Post
Topic
Board Speculation
Re: Gold collapsing. Bitcoin UP.
by
Peter R
on 23/06/2015, 22:48:13 UTC
I would rather see voting by miners done in the future for changes to be made in the future, than see guesses made today applied far into the future.

For readers who have studied feedback control systems:

   Q. How do you get a good closed-loop response?

   A. Start with a good open-loop one.  

The point is that the Bitcoin system will need tweaking (feedback) at some point in time in the future.  It is best if these tweaks are as small as possible.  That means that the guesses we make now about the future (realize that there's no way not to guess) should be as realistic as possible, thereby giving us a good open-loop response that needs as little feedback as possible to correct.  

There's a faint suggestion here that there is only one possible way to make bitcoin scale up, and it involves guessing which block size corresponds to which required rate of transactions. Which implies you believe the whole thing scales up using block size increases only. Is this really what you're implying?

No, I'm just trying to make the point that there's no way not to guess.  A lot of people think the "static" 1 MB limit is somehow neutral while a growing cap is more of a guess.  They're both guesses.  One will turn out to be more accurate than the other and thus require less tweaking going forward...

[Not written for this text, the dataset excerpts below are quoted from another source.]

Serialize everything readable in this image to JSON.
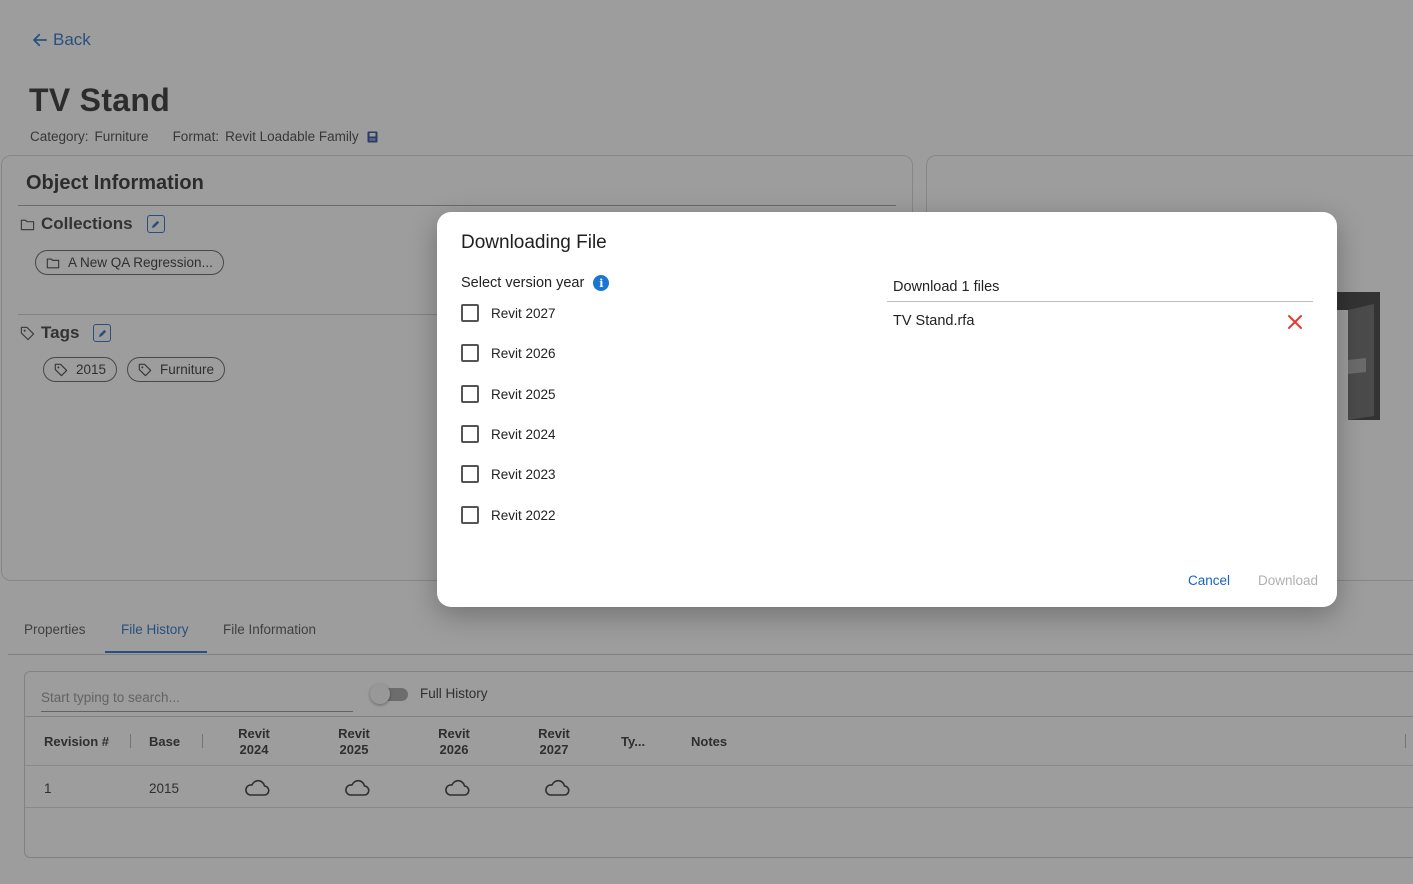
{
  "page": {
    "back_label": "Back",
    "title": "TV Stand",
    "category_label": "Category:",
    "category_value": "Furniture",
    "format_label": "Format:",
    "format_value": "Revit Loadable Family"
  },
  "object_info": {
    "title": "Object Information",
    "collections_title": "Collections",
    "collections": [
      "A New QA Regression..."
    ],
    "tags_title": "Tags",
    "tags": [
      "2015",
      "Furniture"
    ]
  },
  "tabs": [
    {
      "label": "Properties",
      "active": false
    },
    {
      "label": "File History",
      "active": true
    },
    {
      "label": "File Information",
      "active": false
    }
  ],
  "history": {
    "search_placeholder": "Start typing to search...",
    "toggle_label": "Full History",
    "toggle_on": false,
    "columns": [
      "Revision #",
      "Base",
      "Revit 2024",
      "Revit 2025",
      "Revit 2026",
      "Revit 2027",
      "Ty...",
      "Notes"
    ],
    "rows": [
      {
        "revision": "1",
        "base": "2015",
        "revit_2024": "cloud-icon",
        "revit_2025": "cloud-icon",
        "revit_2026": "cloud-icon",
        "revit_2027": "cloud-icon",
        "type": "",
        "notes": ""
      }
    ]
  },
  "modal": {
    "title": "Downloading File",
    "version_label": "Select version year",
    "versions": [
      {
        "label": "Revit 2027",
        "checked": false
      },
      {
        "label": "Revit 2026",
        "checked": false
      },
      {
        "label": "Revit 2025",
        "checked": false
      },
      {
        "label": "Revit 2024",
        "checked": false
      },
      {
        "label": "Revit 2023",
        "checked": false
      },
      {
        "label": "Revit 2022",
        "checked": false
      }
    ],
    "download_header": "Download 1 files",
    "files": [
      "TV Stand.rfa"
    ],
    "cancel_label": "Cancel",
    "download_label": "Download",
    "download_enabled": false
  },
  "colors": {
    "accent": "#1565c0",
    "info": "#1976d2",
    "remove": "#e53935",
    "disabled": "#b0b0b0"
  }
}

On that note, starting with a good open-loop response is not the only way to get a good closed-loop one.  There's another way: throw a lot of energy at your system!  Or in Bitcoin's case, a lot of debate and arguments!!    

Now imagine if Satoshi had taken another few moments when implementing the cap.  He writes this in the code:

- "Let's set the cap at 1 MB for now…"

- "…but since Nielsen's Law suggests 50% growth per year, let's make the cap increase by 50% each year too…"

- "…this may need some tweaking in the future, but it's better to make a guess that's slightly off, than one that ridiculously off (like a static limit)!"

If he had done this, the blocksize limit would be set at 11.4 MB now and I bet everyone would be pretty happy.  It would just be taken for granted that "of course the limit grows with time because the systems grows with time too!"